How could IAEA verification go forward under such an agreement?  One roadmap to resolution looks something like this:


  • Iran voluntarily brings into force its Additional Protocol, and submits an updated expanded declaration to the IAEA, including information on unreported activities prior to 2003;


  • In parallel, Iran voluntarily adopts the modified Code 3.1 of its Subsidiary Arrangements General Part on early design information and submits declarations under it to the IAEA on new reactors and enrichment facilities, as well as on the IR-40 heavy water reactor at Arak;


  • The IAEA, after receiving the expanded declaration for the Additional Protocol submitted by Iran, begins the process that can lead to a broader conclusion, with the recognition by Iran that getting to the broader conclusion will take a long period of time;


  • The IAEA will consider issues related to the “possible military dimensions” of Iran’s nuclear program prior to 2003 (including access to the Parchin site) as part of the evaluation of Iran’s AP expanded declaration. These issues may not be resolved quickly but they would have to be resolved prior to the IAEA giving Iran a broader conclusion.

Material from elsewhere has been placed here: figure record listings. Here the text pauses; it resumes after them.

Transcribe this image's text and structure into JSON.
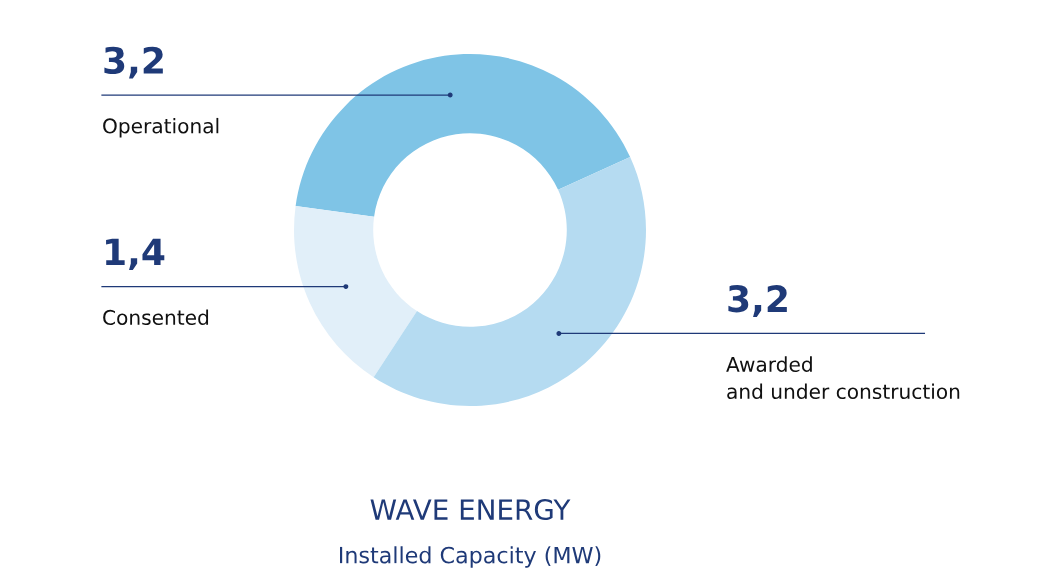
{
  "chart_data": {
    "type": "donut",
    "title": "WAVE ENERGY",
    "subtitle": "Installed Capacity (MW)",
    "categories": [
      "Operational",
      "Consented",
      "Awarded\nand under construction"
    ],
    "values": [
      3.2,
      1.4,
      3.2
    ],
    "value_labels": [
      "3,2",
      "1,4",
      "3,2"
    ],
    "colors": [
      "#7fc4e6",
      "#e1eff9",
      "#b5dbf1"
    ],
    "legend": false
  }
}
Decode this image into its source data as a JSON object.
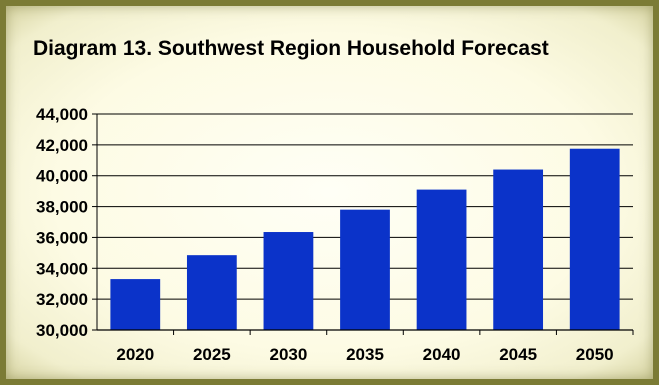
{
  "chart_data": {
    "type": "bar",
    "title": "Diagram 13. Southwest Region Household Forecast",
    "xlabel": "",
    "ylabel": "",
    "categories": [
      "2020",
      "2025",
      "2030",
      "2035",
      "2040",
      "2045",
      "2050"
    ],
    "values": [
      33300,
      34850,
      36350,
      37800,
      39100,
      40400,
      41750
    ],
    "ylim": [
      30000,
      44000
    ],
    "yticks": [
      30000,
      32000,
      34000,
      36000,
      38000,
      40000,
      42000,
      44000
    ],
    "ytick_labels": [
      "30,000",
      "32,000",
      "34,000",
      "36,000",
      "38,000",
      "40,000",
      "42,000",
      "44,000"
    ],
    "grid": true,
    "legend": "none",
    "colors": {
      "bar": "#0b33c9",
      "grid": "#000000",
      "frame": "#7b7b35",
      "background": "#fdfbe4"
    }
  }
}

It would be fair to say that for a few states with complex nuclear fuel cycle programs, some issues have been evaluated by the IAEA during implementation of the Additional Protocol whose resolution required about five years. In the case of Iran, given that the IAEA has since 2003 learned quite a bit about Iran’s nuclear program, it might be possible to arrive at a broader conclusion in two to three years—provided that Iran fully cooperates with the IAEA.

The IAEA does not “close files.” Terms of its safeguards agreements and Additional Protocols obligate the IAEA to perform ongoing evaluation that all nuclear material remains in peaceful activities. This may include requests for access to locations and information on the basis of new information raising questions about the correctness and completeness of the state’s declarations.

As Iran implements the above steps, and the international community develops growing confidence in the fully peaceful nature of Iran’s nuclear activities, the intensity of IAEA safeguards implementation on declared nuclear material in Iran will come into accordance with the practice in other NPT states which have an Additional Protocol. That assumes however that Iran’s leaders’ repeated statements that Iran is only interested in peaceful uses of nuclear energy are true.